Lo stesso giorno la Coduri proseguirà la sua marcia vit­toriosa (sempre precedendo le forze alleate in avanzata) verso Zoagli, Rapallo, S. Mar­gherita Ligure e Portofino occu­pando una città dopo l’altra. In queste ultime fasi la Coduri sarà validamente affiancata da alcuni reparti della Brigata Berto e della Caio.

Le armate Alleate possono così convergere, senza colpo ferire, su Genova; anch’essa però già in mano partigiana dopo la resa del gen.
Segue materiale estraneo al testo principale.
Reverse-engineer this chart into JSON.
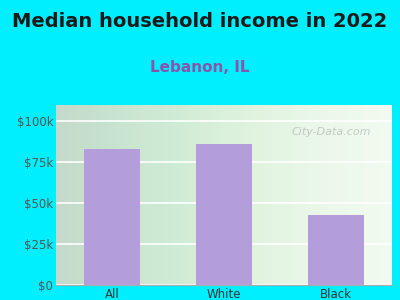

Meinhold al Comando di Piazza dei Vo­lontari della Libertà.

Con il vanto di essere stata una delle prime bande a costi­tuirsi nel Levante ligure, col pregio di aver lottato sempre con lealtà e onore e senza mai perdere di vista i contenuti ideologici unitari della lotta all’infausto reazionarismo nazifascista, il 25 aprile 1945 la Coduri consegnava il Tigullio liberato e in festa in mano alla sua popolazione laboriosa onde potesse svolgervi le sue normali attività per un nuovo e più vasto sviluppo democra­tico; al quale e per il quale non solo i partigiani combattenti hanno lottato e vinto ma gli antifascisti tutti, a comin­ciare dai perseguitati politici, dai deportati nei famigerati campi di concentramento na­zisti, per giungere giù fino al popolo tutto che in modo a volte drammatico ha sofferto e offerto le sue vitali energie per una vera riscossa demo­cratica; dalla quale aspetta tuttora, purtroppo, alcune di quelle realizzazioni che allora sembravano così naturali e facilmente conseguibili.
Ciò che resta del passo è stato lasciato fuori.